First homes are magical. They are your chance to break away stylistically from your parents’ tastes, to make your own mark in the decorating realm, which if you read the above paragraph, means you decorate in the style of your grandparents instead.
The happiest moment I think was the day we acquired our first washing machine and dryer, and didn’t have to lug our clothing to the Laundromat anymore, but sat on a sofa in the side porch and watched the clothes spin in the dryer while drinking a glass of ice tea.
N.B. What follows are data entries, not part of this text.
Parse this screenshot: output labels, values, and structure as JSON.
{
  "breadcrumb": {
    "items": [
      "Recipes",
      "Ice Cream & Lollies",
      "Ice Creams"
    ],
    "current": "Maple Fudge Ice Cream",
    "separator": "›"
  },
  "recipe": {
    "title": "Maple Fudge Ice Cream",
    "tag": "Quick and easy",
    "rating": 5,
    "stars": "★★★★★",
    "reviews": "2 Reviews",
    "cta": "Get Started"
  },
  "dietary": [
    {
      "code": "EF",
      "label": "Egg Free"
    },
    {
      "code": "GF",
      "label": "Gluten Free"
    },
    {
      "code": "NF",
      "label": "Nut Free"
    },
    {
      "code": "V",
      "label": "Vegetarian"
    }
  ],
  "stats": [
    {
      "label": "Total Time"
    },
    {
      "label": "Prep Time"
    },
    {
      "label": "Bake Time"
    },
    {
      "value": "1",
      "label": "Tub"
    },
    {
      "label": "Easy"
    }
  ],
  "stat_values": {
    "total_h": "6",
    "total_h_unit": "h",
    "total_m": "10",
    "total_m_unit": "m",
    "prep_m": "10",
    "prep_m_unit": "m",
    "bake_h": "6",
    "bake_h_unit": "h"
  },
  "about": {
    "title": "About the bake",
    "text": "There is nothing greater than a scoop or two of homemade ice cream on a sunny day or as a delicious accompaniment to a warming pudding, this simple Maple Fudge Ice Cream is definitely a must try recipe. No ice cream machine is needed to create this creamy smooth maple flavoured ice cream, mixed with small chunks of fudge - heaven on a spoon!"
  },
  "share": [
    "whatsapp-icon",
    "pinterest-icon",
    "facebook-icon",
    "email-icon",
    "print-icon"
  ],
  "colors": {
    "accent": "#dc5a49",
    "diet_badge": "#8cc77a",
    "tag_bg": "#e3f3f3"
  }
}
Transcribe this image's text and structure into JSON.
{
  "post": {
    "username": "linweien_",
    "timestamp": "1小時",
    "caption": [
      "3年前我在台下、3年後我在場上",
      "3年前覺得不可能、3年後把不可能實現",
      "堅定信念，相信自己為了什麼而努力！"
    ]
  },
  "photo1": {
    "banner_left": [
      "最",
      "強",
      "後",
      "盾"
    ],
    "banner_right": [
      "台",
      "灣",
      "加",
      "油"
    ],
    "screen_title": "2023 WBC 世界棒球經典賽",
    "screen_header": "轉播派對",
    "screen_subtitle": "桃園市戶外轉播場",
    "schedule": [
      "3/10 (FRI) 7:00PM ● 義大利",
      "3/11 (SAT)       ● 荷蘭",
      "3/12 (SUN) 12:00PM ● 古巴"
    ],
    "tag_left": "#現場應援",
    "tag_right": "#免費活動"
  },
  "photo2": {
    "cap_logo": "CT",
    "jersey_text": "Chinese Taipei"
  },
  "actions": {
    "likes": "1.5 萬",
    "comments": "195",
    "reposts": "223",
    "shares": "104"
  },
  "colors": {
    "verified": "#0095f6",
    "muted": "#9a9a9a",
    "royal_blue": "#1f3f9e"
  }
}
The back yard was just the first of dozens of projects – as homeowners there is always something to do to improve. We ripped out the concrete and installed a carpet of beautiful green grass, bordered by curved beds of trees. The sprinkler system was activated from the back porch, where I could stand in my robe and watch the water flow. That was back when we had water in California. The current owners of that house have probably paved the lawn over again.
My happiest moments were kneeling in the dirt and planting annuals around the curved beds, roses in the section over by the garage. Taking all those steps to make our first house our first home.
So, on the occasion of your first housewarming, Leia and Fionn, we raise a glass to you and your new home, name TBD. Congratulations! We wish you much happiness and good health there.